Verfahrensgang

LSG Nordrhein-Westfalen (Urteil vom 26.11.2021; Aktenzeichen L 21 AS 2060/18)

SG Münster (Urteil vom 10.10.2018; Aktenzeichen S 8 AS 414/14)

 

Tenor

Der Antrag des Klägers, ihm für das Verfahren der Beschwerde gegen die Nichtzulassung der Revision im Urteil des Landessozialgerichts Nordrhein-Westfalen vom 26. November 2021 Prozesskostenhilfe zu bewilligen und einen Rechtsanwalt beizuordnen, wird abgelehnt.

 

Gründe

Dem Antrag des Klägers auf Bewilligung von PKH kann nicht stattgegeben werden. Nach § 73a Abs 1 Satz 1 SGG iVm § 114 ZPO kann einem Beteiligten für das Verfahren vor dem BSG nur dann PKH bewilligt werden, wenn die beabsichtigte Rechtsverfolgung hinreichende Aussicht auf Erfolg bietet; das ist hier nicht der Fall. Es ist nicht zu erkennen, dass ein beim BSG zugelassener Prozessbevollmächtigter (§ 73 Abs 4 SGG) in der Lage wäre, die vom Kläger angestrebte Beschwerde gegen die Nichtzulassung der Revision im Urteil des LSG erfolgreich zu begründen. Da der Kläger keinen Anspruch auf Bewilligung von PKH hat, ist auch sein Antrag auf Beiordnung eines Rechtsanwalts abzulehnen (§ 73a Abs 1 Satz 1 SGG iVm § 121 ZPO).

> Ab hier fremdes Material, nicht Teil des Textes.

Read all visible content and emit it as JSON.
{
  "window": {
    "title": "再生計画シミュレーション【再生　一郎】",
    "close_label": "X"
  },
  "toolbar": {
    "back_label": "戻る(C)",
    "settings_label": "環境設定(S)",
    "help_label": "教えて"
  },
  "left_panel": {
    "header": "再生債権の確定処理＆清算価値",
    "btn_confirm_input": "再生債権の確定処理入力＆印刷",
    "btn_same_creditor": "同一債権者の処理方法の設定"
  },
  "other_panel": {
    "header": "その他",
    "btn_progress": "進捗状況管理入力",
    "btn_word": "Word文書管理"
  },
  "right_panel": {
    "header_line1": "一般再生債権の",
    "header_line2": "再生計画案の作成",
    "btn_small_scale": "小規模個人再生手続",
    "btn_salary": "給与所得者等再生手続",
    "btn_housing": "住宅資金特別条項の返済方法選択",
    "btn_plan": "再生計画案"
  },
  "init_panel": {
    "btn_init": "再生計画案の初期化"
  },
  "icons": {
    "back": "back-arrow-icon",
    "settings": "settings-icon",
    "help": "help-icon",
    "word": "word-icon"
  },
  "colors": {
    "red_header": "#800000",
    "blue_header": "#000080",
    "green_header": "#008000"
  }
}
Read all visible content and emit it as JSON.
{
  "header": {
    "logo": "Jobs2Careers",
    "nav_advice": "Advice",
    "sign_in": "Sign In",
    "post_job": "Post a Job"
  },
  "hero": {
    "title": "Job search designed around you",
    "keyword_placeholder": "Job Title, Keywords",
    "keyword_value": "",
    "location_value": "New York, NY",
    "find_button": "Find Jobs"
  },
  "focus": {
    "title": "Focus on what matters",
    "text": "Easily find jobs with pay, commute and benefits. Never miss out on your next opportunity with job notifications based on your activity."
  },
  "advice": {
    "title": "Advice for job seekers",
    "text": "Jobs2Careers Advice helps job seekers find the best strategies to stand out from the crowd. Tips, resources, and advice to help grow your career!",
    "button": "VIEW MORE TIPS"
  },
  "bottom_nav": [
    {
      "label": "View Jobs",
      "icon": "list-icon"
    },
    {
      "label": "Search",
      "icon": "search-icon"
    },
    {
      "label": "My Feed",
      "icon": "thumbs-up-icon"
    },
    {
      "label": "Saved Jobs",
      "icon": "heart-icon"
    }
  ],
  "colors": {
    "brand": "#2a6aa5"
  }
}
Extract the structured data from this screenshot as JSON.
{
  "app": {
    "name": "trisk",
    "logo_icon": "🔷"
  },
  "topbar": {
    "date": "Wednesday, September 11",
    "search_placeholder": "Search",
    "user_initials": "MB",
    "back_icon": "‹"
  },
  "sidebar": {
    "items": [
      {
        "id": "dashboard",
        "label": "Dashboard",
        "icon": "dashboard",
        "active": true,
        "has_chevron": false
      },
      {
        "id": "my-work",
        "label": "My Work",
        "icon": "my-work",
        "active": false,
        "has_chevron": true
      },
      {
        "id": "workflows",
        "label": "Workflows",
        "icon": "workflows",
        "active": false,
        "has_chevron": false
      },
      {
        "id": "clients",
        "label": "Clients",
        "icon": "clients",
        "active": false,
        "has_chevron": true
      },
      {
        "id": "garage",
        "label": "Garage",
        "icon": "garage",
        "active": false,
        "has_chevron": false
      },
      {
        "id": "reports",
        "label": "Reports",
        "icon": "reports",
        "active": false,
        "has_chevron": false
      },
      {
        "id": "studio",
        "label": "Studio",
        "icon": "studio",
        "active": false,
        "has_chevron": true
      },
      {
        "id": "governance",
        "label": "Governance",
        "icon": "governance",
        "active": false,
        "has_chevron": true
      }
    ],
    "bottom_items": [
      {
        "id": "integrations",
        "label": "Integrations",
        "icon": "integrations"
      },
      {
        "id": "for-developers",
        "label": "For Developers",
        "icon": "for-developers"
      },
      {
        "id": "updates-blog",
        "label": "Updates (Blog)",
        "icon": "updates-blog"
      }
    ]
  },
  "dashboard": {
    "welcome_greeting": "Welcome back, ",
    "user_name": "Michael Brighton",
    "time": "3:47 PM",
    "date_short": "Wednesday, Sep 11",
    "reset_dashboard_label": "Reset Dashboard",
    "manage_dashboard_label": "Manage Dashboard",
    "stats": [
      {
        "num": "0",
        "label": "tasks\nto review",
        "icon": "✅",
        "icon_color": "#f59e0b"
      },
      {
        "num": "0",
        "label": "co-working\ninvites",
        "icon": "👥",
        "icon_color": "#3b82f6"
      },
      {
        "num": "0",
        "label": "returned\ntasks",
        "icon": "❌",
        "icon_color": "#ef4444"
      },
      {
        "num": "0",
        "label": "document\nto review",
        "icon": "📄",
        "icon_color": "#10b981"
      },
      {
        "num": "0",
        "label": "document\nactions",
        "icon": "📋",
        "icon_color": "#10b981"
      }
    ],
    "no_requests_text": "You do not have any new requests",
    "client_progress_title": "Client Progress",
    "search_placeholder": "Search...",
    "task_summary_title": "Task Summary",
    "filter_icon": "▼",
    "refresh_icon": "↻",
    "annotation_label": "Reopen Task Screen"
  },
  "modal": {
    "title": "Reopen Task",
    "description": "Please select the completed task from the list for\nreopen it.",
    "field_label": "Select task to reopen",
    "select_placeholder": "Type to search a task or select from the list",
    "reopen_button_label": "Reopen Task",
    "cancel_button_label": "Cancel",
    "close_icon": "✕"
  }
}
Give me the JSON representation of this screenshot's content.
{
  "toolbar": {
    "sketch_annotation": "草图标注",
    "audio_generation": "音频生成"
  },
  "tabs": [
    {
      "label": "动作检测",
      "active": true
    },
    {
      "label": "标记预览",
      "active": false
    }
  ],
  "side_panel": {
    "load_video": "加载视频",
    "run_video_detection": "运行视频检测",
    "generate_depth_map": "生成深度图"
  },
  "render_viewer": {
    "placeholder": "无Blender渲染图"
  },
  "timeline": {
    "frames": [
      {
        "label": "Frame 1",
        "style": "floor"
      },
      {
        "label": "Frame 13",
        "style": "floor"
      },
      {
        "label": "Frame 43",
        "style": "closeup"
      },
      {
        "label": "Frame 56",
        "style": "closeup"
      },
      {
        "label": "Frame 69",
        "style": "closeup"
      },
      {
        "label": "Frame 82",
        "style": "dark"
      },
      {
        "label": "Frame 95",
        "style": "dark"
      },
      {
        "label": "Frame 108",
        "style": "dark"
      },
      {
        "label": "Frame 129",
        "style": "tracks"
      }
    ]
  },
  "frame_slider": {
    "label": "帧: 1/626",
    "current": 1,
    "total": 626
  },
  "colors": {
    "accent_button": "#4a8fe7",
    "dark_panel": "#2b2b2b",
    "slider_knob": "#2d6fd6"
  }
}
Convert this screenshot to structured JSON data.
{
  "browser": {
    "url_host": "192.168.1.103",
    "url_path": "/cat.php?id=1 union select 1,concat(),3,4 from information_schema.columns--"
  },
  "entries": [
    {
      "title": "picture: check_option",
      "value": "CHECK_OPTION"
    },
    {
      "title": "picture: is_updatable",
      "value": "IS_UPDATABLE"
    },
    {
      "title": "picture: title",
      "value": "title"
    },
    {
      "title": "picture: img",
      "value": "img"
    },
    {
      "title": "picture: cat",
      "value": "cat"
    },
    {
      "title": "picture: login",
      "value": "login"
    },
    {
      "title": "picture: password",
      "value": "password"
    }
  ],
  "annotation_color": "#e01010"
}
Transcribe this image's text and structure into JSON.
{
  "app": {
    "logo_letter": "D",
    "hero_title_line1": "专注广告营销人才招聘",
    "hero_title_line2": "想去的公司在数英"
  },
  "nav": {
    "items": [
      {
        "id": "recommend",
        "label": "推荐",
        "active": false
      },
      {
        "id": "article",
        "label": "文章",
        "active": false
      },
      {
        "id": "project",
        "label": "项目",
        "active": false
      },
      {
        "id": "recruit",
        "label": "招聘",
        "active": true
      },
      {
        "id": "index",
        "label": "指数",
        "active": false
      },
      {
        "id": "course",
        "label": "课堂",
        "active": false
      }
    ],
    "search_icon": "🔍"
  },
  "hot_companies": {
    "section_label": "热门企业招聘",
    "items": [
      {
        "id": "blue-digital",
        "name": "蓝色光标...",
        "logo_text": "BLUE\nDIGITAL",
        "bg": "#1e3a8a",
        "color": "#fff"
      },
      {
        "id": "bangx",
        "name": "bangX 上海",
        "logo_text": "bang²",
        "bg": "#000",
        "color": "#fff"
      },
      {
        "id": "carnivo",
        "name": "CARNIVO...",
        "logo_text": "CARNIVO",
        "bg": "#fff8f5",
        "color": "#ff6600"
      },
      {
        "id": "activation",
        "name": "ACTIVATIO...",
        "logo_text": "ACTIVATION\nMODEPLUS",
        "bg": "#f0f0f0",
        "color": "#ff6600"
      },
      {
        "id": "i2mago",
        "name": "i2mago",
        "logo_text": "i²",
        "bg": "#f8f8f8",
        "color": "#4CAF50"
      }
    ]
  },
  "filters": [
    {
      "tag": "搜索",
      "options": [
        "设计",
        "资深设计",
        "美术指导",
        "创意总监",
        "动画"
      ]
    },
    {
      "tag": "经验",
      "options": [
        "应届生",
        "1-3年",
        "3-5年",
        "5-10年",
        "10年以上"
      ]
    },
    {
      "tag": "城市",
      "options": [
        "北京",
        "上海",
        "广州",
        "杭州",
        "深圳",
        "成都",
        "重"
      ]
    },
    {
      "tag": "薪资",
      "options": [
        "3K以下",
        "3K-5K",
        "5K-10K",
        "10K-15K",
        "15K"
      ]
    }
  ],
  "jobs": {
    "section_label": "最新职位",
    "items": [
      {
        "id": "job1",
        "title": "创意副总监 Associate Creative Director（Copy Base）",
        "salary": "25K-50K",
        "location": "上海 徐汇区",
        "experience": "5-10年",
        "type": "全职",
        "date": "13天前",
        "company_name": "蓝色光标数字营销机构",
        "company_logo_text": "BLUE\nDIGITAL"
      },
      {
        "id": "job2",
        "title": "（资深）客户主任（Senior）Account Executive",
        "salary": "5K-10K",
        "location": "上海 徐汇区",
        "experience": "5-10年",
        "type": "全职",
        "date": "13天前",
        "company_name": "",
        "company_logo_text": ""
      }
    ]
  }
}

Nach § 160 Abs 2 SGG ist die Revision nur zuzulassen, wenn die Rechtssache grundsätzliche Bedeutung hat (Nr 1), das Urteil des LSG von einer Entscheidung des BSG, des Gemeinsamen Senats der obersten Gerichtshöfe des Bundes (GmSOGB) oder des BVerfG abweicht und auf dieser Abweichung beruht (Nr 2) oder wenn ein Verfahrensmangel geltend gemacht wird, auf dem die angefochtene Entscheidung beruhen kann (Nr 3). Ein solcher Zulassungsgrund ist weder nach dem Vorbringen des Klägers noch nach summarischer Prüfung des Streitstoffs aufgrund des Inhalts der beigezogenen Verfahrensakte ersichtlich.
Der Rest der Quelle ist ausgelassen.